Por Vitor Prato Dias

Segundo informações do Instituto Brasileiro de Direito Previdenciário, o INSS possuía até setembro de 2020 mais de 1,8 milhão de pedidos de benefícios na chamada “fila nacional”. O que já era inadmissível, agravou-se com a pandemia e o consequente fechamento temporário de agências do INSS. Dados recentes obtidos pelo TCU indicam que houve um acréscimo de 120% da fila após a interrupção do atendimento presencial.

Contudo, este texto não versará sobre números do sistema previdenciário, já que a frieza da análise estatística, inconscientemente, acaba por amenizar a gravidade da situação. Uma abordagem despersonalizada ao assunto faz-nos esquecer que a “fila” é composta, em sua grande maioria, por pessoas em situações de miserabilidade e que têm no tão aguardado benefício previdenciário a sua única fonte de renda.

A Seguridade Social é um instrumento imprescindível para a distribuição de renda, e assume distinta importância em um país desigual como o Brasil. A ineficiência do serviço público em um setor responsável por reduzir situações de indignidade e de extrema pobreza é uma excelente amostra do tratamento atribuído habitualmente a essa parcela da população.

E a atuação do advogado previdenciário escancara o paradoxo existente entre a morosidade do sistema de seguridade social e a urgência dos segurados em situações angustiantes.

A Lei 8213/1991 deixa claro quem são os maiores afetados pela atual crise, ao expor que o sistema teria a função de “assegurar aos seus beneficiários meios indispensáveis de manutenção” (art. 1º), bem como a necessidade de pagamento dos benefícios até 45 dias (art. 41-A, § 5º). E o art. 49 da Lei nº 9784/1999 diz que a decisão administrativa deve ser proferida em 30 dias.

Desnecessário tecer maiores comentários sobre a discrepância entre a fantasia das normas e a dura realidade enfrentada pelos segurados.

Quando descumpridos os prazos acima mencionados, o instrumento jurídico cabível é o mandado de segurança. Mas, em que pese o Judiciário normalmente acolha pedidos dessa natureza, isto não significa maior agilidade. A Justiça também se encontra assoberbada e a decisão judicial, bem como o seu respectivo cumprimento, não gozam da celeridade necessária. Além disso, uma decisão judicial favorável neste sentido apenas obriga o INSS a dar andamento no processo, não havendo garantias de que o benefício será concedido.

Ou seja: a má prestação do serviço público pelo INSS acaba por sobrecarregar um já assoberbado Judiciário, tomando recursos que deveriam estar sendo destinados para a resolução de outros litígios. Mobiliza, ainda, o sistema judicial para proferir decisões que, muitas vezes, serão inócuas do ponto de vista prático e não resultarão em benefício direto ao segurado.

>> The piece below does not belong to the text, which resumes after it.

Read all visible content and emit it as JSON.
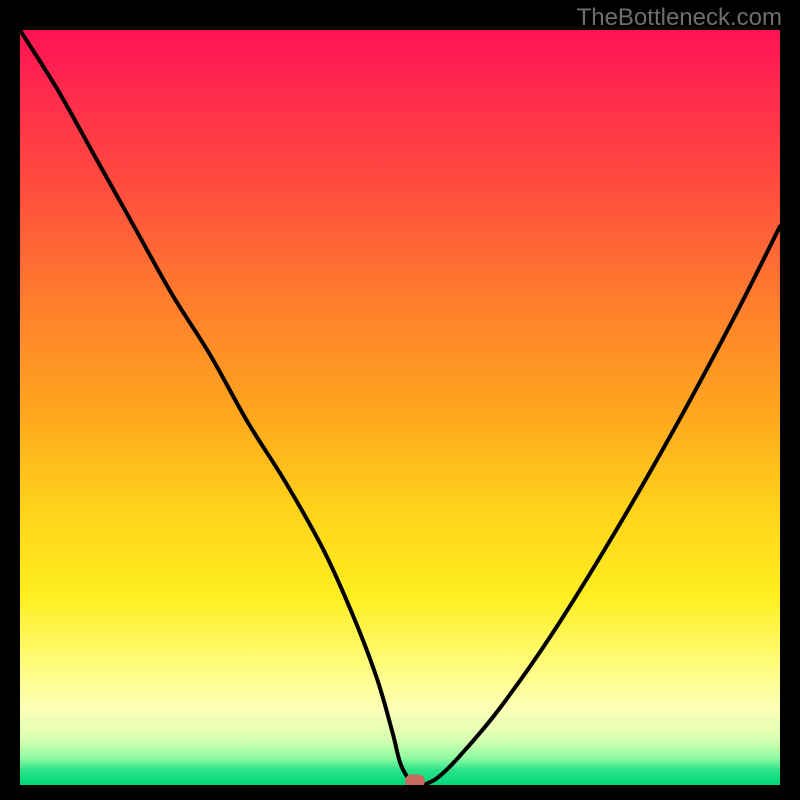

Feitas as tristes constatações, temos que o advogado deve ir muito além do que apenas buscar formas de judicializar os requerimentos administrativos. Deve, sobretudo, humanizar o atendimento ao segurado e conceder o tratamento digno que fora inicialmente negado pela autarquia previdenciária.

Diante da incontestável desumanização do sistema de seguridade social, a prestação de serviços jurídicos assume especial relevância na resolução de impasses previdenciários e na aproximação entre o cidadão e o órgão estatal.

O conhecimento de normas jurídicas não é, por si só, qualidade suficiente para o advogado previdenciário. Faz-se essencial a compreensão de seu papel social e de que sua atuação consiste, talvez, na última oportunidade que o segurado terá de receber um tratamento digno.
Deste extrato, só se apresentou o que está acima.